Thank you for all your insights - gatefully received as Mahler is new territory so I didn't want to be deterred from Marhler by a bad interpretation. I must have heard chunks glancingly but not made a deliberate attempt to sit through a symphony. The DVD looks a good bet. I've been happy with what I've heard of Abbado and Bernstein so I'll choose between them. The Chicago recording is still around but it's a bit of a hope to get it by Christmas.
Cheers.
If that is new territory for you, you should definitely *not* get Bernstein (any of the 3, with the NYP, with the WP on video, and then again with the NYP). Bernstein was a great, great Mahler conductor but his priorities were not necessarily...balanced. He also has a lot to say about the 7th, but as a guide to this very complicated and sometimes puzzling symphony, especially for those who just begin to discover it, none of his recodings, as much as they are real musical trips, are good recommendations.
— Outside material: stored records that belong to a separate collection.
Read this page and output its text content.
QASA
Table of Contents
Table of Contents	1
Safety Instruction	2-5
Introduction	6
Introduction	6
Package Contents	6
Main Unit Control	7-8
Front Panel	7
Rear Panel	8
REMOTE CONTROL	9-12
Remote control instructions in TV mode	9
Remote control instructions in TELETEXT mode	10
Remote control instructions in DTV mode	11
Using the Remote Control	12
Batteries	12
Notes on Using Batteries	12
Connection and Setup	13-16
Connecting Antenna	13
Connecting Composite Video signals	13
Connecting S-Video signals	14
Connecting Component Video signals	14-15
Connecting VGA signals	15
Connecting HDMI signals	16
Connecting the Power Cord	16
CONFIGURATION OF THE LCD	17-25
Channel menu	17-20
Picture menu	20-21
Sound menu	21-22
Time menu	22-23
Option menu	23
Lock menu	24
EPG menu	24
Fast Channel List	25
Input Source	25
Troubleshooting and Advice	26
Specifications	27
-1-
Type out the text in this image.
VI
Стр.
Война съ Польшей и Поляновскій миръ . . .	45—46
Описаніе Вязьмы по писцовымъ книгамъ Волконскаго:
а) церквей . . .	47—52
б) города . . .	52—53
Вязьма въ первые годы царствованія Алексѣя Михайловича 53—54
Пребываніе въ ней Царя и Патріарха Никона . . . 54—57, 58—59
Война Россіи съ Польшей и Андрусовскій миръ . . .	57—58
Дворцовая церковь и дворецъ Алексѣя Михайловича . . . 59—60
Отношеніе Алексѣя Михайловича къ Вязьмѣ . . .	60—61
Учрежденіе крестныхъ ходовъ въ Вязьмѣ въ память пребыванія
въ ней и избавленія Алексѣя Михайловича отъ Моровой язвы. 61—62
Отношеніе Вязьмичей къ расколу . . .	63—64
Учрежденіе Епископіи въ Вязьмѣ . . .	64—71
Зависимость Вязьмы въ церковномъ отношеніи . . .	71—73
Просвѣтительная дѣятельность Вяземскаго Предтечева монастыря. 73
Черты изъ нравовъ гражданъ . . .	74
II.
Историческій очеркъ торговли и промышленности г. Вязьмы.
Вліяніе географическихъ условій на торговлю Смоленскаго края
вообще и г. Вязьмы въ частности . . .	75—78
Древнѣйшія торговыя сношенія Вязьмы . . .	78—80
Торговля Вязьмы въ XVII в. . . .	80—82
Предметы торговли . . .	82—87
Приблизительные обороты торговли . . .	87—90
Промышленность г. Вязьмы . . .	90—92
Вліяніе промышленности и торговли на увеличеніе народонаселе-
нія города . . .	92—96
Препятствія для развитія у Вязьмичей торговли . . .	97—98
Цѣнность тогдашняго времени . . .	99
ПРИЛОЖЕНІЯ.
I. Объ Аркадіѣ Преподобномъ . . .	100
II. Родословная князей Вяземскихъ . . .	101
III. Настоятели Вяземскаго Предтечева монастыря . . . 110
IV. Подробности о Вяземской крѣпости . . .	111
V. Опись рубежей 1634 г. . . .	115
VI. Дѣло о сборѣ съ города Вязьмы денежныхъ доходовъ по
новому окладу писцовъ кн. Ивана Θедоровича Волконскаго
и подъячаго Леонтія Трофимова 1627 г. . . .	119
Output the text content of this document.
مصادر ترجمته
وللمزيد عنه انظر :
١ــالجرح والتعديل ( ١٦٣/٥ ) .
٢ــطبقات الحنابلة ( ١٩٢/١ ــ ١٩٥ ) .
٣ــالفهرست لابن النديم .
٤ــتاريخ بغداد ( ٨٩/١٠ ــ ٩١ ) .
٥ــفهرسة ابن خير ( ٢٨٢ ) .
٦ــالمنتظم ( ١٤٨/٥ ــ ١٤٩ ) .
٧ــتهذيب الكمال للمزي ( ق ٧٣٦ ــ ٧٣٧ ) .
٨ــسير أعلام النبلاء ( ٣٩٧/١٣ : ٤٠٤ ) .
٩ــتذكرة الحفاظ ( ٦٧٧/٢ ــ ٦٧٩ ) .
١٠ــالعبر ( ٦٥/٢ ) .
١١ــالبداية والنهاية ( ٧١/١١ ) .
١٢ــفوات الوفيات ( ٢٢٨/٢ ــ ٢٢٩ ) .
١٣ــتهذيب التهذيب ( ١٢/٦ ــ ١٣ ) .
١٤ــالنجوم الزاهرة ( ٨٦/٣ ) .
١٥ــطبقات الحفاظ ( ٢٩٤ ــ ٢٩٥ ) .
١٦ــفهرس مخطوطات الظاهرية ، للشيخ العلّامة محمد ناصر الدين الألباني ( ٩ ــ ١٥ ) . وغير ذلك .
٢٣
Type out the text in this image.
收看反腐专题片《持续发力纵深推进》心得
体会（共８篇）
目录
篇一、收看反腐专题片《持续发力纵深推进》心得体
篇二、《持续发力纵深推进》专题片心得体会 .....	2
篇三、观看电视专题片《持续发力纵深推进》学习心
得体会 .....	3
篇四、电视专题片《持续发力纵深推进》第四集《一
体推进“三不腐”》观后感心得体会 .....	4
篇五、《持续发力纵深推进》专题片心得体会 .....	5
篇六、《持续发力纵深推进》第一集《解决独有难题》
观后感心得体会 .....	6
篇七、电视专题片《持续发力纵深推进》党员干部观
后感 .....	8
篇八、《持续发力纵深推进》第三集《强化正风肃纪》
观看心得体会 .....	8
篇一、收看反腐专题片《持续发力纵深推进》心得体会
You need a recording which lays out the material clearer and more balanced than Bernstein did. Just to listen to the music, the Boulez recording is actually quite good because it is so balanced. But, surprising as that is for Boulez, he doesn't connect all the dots nearly as convincingly as Barenboim or Abbado (at least in his CSO recording, like I said, I don't know the later ones), he just puts them all in the right places.
Besides, the last Bernstein recording (the one with NYP on DG) has reeeeeeeeeally bad sound. That's not even DG's fault - apparently Avery Fischer Hall really is acoustically nearly dead.